Das bestätigt auch die Postkundin Eva Carlsson. Ihr Mann betreibt auf Ljusterö ein kleines Bauunternehmen. Die Löhne für die Angestellten bezahlt er am Postschalter in der Papeterie. «Unser Post-Partner ist wichtig für unsere Insel», sagt Eva Carlsson. «Ohne ihn wäre es nicht mehr möglich, hier zu wohnen und zu arbeiten.»

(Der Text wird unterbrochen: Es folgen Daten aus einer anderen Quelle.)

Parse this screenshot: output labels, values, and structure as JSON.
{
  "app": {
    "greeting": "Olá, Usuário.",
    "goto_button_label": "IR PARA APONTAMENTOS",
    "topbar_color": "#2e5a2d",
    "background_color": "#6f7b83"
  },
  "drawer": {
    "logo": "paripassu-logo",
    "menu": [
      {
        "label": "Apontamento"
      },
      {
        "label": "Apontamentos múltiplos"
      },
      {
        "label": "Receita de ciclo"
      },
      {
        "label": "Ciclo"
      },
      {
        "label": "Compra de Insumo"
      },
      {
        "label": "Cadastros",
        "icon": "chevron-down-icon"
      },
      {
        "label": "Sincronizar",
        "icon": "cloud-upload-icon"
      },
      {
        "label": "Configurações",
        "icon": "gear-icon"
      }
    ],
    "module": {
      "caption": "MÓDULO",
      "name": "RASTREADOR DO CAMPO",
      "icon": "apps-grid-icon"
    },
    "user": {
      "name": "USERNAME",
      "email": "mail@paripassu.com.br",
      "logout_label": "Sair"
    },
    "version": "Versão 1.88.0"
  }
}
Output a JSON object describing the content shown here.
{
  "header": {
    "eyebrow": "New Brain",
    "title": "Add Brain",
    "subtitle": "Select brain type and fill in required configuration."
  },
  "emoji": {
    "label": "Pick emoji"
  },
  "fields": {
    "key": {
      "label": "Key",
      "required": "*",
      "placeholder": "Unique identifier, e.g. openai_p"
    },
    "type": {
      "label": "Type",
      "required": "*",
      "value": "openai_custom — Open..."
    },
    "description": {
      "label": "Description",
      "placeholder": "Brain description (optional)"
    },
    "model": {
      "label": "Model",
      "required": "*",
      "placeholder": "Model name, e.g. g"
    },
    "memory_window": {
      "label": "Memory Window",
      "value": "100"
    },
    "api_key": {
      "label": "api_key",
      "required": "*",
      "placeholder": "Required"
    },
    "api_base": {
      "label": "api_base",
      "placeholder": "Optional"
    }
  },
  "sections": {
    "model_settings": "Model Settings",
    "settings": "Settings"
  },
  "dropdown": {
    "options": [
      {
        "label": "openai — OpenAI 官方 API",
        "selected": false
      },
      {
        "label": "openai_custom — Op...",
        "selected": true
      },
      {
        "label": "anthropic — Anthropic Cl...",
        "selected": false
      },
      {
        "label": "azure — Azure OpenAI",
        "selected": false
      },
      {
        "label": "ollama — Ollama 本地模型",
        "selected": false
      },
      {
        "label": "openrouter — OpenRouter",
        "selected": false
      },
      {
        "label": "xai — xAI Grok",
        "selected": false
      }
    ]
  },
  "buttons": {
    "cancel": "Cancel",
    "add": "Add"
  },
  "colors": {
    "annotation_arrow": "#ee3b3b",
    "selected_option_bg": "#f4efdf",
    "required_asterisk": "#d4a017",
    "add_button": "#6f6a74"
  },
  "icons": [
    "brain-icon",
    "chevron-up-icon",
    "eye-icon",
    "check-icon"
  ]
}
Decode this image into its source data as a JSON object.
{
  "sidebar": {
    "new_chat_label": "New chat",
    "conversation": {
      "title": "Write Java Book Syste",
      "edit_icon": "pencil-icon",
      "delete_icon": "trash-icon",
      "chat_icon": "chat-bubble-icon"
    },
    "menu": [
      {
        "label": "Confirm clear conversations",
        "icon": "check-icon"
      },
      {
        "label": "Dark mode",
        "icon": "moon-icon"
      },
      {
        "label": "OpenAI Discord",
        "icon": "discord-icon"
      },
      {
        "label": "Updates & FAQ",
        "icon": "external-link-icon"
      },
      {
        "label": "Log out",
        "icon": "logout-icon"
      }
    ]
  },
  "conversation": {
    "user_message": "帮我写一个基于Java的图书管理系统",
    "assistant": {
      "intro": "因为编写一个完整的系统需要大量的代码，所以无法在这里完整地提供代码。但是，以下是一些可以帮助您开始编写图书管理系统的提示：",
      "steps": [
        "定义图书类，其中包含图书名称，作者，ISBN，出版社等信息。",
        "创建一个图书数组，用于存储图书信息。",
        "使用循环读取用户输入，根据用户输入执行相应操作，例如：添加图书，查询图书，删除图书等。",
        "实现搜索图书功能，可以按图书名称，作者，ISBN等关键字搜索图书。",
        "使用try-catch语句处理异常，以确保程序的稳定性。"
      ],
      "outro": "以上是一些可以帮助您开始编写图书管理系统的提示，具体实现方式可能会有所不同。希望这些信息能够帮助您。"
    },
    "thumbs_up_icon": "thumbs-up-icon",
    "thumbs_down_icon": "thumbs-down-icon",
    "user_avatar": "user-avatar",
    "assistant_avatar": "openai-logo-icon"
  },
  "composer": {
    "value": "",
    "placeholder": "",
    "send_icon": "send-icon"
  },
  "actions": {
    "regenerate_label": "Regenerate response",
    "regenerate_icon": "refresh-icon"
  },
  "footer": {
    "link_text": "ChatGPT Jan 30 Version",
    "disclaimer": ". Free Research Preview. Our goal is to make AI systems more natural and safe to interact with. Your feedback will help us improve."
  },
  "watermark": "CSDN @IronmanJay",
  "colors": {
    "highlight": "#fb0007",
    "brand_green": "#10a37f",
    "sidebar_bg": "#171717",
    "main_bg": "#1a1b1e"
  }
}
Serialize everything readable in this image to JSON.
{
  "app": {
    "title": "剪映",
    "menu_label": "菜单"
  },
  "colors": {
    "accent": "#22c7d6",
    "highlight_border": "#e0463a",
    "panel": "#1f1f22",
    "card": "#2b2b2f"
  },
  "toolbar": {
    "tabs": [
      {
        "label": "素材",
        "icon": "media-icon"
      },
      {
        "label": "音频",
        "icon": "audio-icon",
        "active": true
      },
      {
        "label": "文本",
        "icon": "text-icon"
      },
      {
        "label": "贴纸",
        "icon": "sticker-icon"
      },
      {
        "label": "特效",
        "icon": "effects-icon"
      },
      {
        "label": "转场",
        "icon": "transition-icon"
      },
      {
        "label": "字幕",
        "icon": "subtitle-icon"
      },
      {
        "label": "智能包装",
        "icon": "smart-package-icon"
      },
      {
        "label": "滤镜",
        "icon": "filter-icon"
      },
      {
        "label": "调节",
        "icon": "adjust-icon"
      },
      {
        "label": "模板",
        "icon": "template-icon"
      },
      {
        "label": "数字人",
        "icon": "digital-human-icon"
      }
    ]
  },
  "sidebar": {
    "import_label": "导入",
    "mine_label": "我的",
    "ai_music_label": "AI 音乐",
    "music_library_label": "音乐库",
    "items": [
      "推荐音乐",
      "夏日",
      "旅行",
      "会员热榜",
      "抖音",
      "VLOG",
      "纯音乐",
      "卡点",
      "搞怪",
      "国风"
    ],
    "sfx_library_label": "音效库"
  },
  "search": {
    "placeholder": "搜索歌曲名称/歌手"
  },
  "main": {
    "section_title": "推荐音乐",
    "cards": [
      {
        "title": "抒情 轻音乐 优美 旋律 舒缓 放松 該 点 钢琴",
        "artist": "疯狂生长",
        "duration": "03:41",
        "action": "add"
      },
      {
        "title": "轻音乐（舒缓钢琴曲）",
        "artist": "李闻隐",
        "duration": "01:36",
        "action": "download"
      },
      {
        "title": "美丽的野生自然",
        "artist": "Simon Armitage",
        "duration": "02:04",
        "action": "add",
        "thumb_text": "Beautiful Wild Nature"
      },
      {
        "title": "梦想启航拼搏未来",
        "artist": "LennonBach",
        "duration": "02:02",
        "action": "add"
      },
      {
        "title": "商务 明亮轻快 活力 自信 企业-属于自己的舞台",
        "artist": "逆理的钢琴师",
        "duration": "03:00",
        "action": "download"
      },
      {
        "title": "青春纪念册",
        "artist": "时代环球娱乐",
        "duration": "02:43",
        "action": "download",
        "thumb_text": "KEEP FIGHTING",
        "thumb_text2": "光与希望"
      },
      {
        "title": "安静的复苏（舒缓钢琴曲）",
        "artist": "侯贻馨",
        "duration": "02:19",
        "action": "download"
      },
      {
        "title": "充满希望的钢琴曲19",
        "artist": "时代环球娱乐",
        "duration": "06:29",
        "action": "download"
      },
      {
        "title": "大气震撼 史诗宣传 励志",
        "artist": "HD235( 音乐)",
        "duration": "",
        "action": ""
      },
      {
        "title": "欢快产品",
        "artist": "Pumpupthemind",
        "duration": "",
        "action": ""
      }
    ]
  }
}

Und die Wahrung des Postgeheimnisses ist weder für sie noch für die beiden Geschäftsführerinnen der Papeterie ein Problem. Beide Frauen und ihre Ehemänner, die mit dem Geschäft nichts zu tun haben, mussten eine Schweigeverpflichtung unterschreiben. Laut Börge Österholm soll es beim Post-Partner-System denn auch noch nie Schwierigkeiten mit der Diskretion gegeben haben. «Es macht doch keinen Unterschied, ob man einem Ladenbesitzer oder einem Postbeamten sein Vertrauen schenkt», meint er.
Landbriefträger bieten mobilen Post-Service
In sehr dünn besiedelten Gegenden setzt die Post nebst kleinen Geschäften auch auf rund 2700 Landbriefträger. Diese nehmen auf ihrer Tour Einzahlungen entgegen, machen Barauszahlungen, verkaufen Briefmarken, Couverts oder Karten. «Ein Superservice, der uns viel Zeit und Geld spart», sagt Göran Gross. Er betreibt weit weg von jeder grösseren Stadt einen kleinen Bootshafen mit zehn Angestellten. «Ich weiss nicht, wann ich das letzte Mal auf einem Postamt war.»
Seine Briefträgerin, die ihm und seinem abgelegenen Kleinbetrieb das Überleben ermöglicht, heisst Ingrid Gustafsson. Täglich fährt sie 70 Kilometer weit und bedient dabei 335 Haushalte und 260 Ferienhäuser. «Nach 15 Jahren Dienst im gleichen Gebiet sind meine Kunden meine Freunde geworden», schwärmt sie von ihrem Beruf.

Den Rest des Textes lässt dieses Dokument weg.